Naturally occurring affordable housing (or NOAH) means any existing housing meeting the criteria as defined in this section.
(Ord. No. 6020, § I, 8-8-2023)
(a)
The provision of affordable housing units in the manner described in this division shall be a necessary and non-negotiable condition for the award of any economic incentives to developers of all multi-family housing projects seeking such incentives. Additional conditions, whether or not related to the provision of affordable housing units, may be required as part of a development agreement so long as such conditions do not result in reduction of the amount or nature of affordable housing units provided.
(b)
Prior to receiving any economic incentives, the developer of a multi-family housing project shall, on behalf of itself and all successors in interest, covenant with the city the following:
(1)
That at least 20 percent of the total dwelling units in the multi-family housing project are affordable housing units (in cases where 20 percent of units results in a fraction, the fraction must be rounded up for the minimum requirement to be met) and shall remain affordable housing units for the duration of the economic incentives awarded.
(2)
That the developer will use a procedure deemed acceptable by the city to verify that the residents of affordable housing units meet the eligibility requirements set forth in this division. Verification shall occur at the time an initial lease is entered into and at least annually thereafter. The city or its designee shall have the right to audit any such income verification procedure records.
(3)
That the developer will not engage in any discriminatory housing practices as defined in sections 30-20, 30-21, and 30-22 of the city's Code of Ordinances, including discrimination based on lawful sources of income.
(Ord. No. 6020, § I, 8-8-2023)
Only households with an income, adjusted for size, qualifying as "very low income" as defined by the annual HUD Adjusted Home Income Limits for the St. Louis Metropolitan Area shall be eligible to occupy or own affordable housing units.
(Ord. No. 6020, § I, 8-8-2023)
For purposes of this division, all affordable housing units shall meet the following criteria:
(1)
All affordable housing units shall be on the principal multi-family housing project site.
(2)
All affordable housing units shall be mixed with market-rate units and not clustered together or segregated by structural barriers or separate entrances.
(3)
All affordable housing units shall, at a minimum, be proportional to market-rate units with respect to number of bedrooms per unit.
(4)
If the multi-family housing project contains a phasing plan, the phasing plan shall provide for the development of affordable housing units concurrently with the market-rate units. No phasing plan shall provide that the affordable housing units are the last units to be built in a multi-family housing project.
(5)
The quality and cost of in-unit finishes, systems, appliances, and square footage of all affordable housing units shall be comparable with that of market-rate units on the multi-family housing project site.
(6)
The exterior appearance of affordable housing units shall be made similar to market-rate units by the provision of exterior building materials and finishes substantially the same in type and quality.

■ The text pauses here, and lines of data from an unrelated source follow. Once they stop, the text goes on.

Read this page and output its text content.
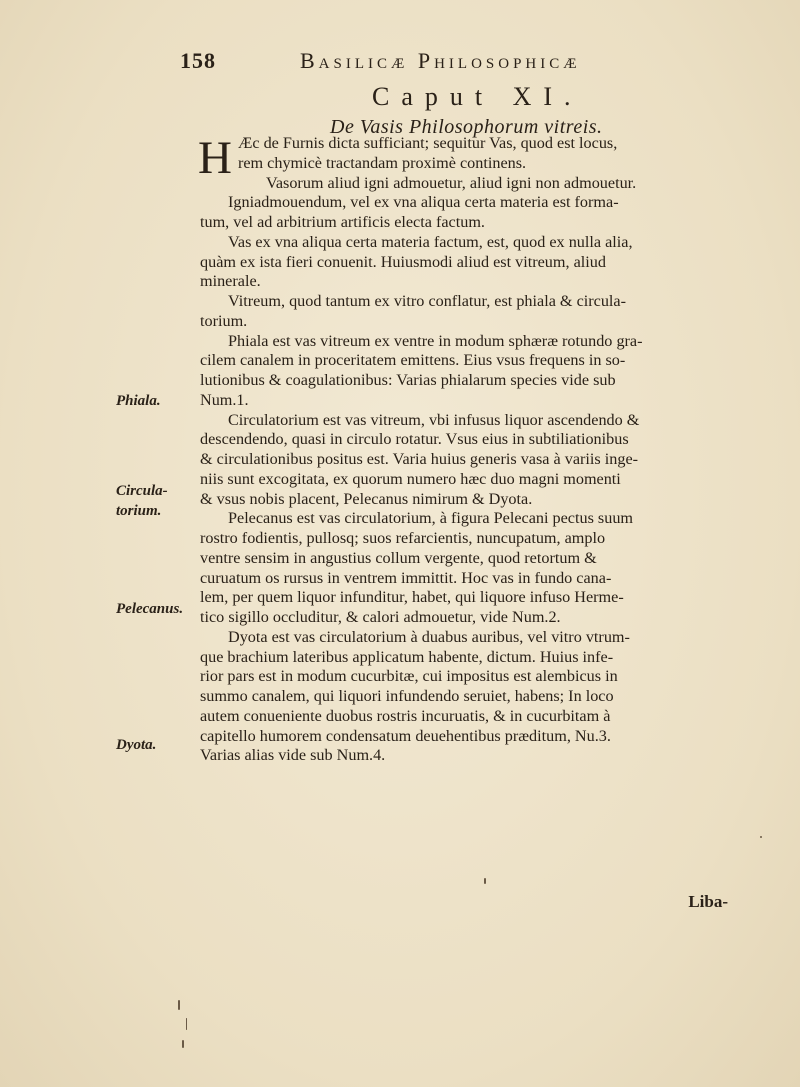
158	Basilicæ Philosophicæ
Caput XI.
De Vasis Philosophorum vitreis.

H Æc de Furnis dicta sufficiant; sequitur Vas, quod est locus,
rem chymicè tractandam proximè continens.

Vasorum aliud igni admouetur, aliud igni non admouetur.

Igniadmouendum, vel ex vna aliqua certa materia est forma-
tum, vel ad arbitrium artificis electa factum.

Vas ex vna aliqua certa materia factum, est, quod ex nulla alia,
quàm ex ista fieri conuenit. Huiusmodi aliud est vitreum, aliud
minerale.

Vitreum, quod tantum ex vitro conflatur, est phiala & circula-
torium.

Phiala est vas vitreum ex ventre in modum sphæræ rotundo gra-
cilem canalem in proceritatem emittens. Eius vsus frequens in so-
lutionibus & coagulationibus: Varias phialarum species vide sub
Num.1.

Circulatorium est vas vitreum, vbi infusus liquor ascendendo &
descendendo, quasi in circulo rotatur. Vsus eius in subtiliationibus
& circulationibus positus est. Varia huius generis vasa à variis inge-
niis sunt excogitata, ex quorum numero hæc duo magni momenti
& vsus nobis placent, Pelecanus nimirum & Dyota.

Pelecanus est vas circulatorium, à figura Pelecani pectus suum
rostro fodientis, pullosq; suos refarcientis, nuncupatum, amplo
ventre sensim in angustius collum vergente, quod retortum &
curuatum os rursus in ventrem immittit. Hoc vas in fundo cana-
lem, per quem liquor infunditur, habet, qui liquore infuso Herme-
tico sigillo occluditur, & calori admouetur, vide Num.2.

Dyota est vas circulatorium à duabus auribus, vel vitro vtrum-
que brachium lateribus applicatum habente, dictum. Huius infe-
rior pars est in modum cucurbitæ, cui impositus est alembicus in
summo canalem, qui liquori infundendo seruiet, habens; In loco
autem conueniente duobus rostris incuruatis, & in cucurbitam à
capitello humorem condensatum deuehentibus præditum, Nu.3.
Varias alias vide sub Num.4.

Phiala.
Circula-
torium.
Pelecanus.
Dyota.
Liba-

(Ord. No. 6020, § I, 8-8-2023)
In order to protect Maplewood residents living in naturally occurring affordable housing (NOAH), any multi-family housing project identified as NOAH, or identified as NOAH within the preceding three years, may be eligible for economic incentives only if the residents of any affordable housing units in the multi-family housing project identified as NOAH receive priority placement (right of return) in a similar affordable housing unit in the new multi-family housing project and receive fair market rent differential compensation for a substantially similar dwelling unit during the duration of the displacement period, if any.
(Ord. No. 6020, § I, 8-8-2023)
Any multi-family housing project that has been awarded federal or state low income housing tax credits from the state housing development commission is exempt from this division and can seek economic incentives without meeting its requirements.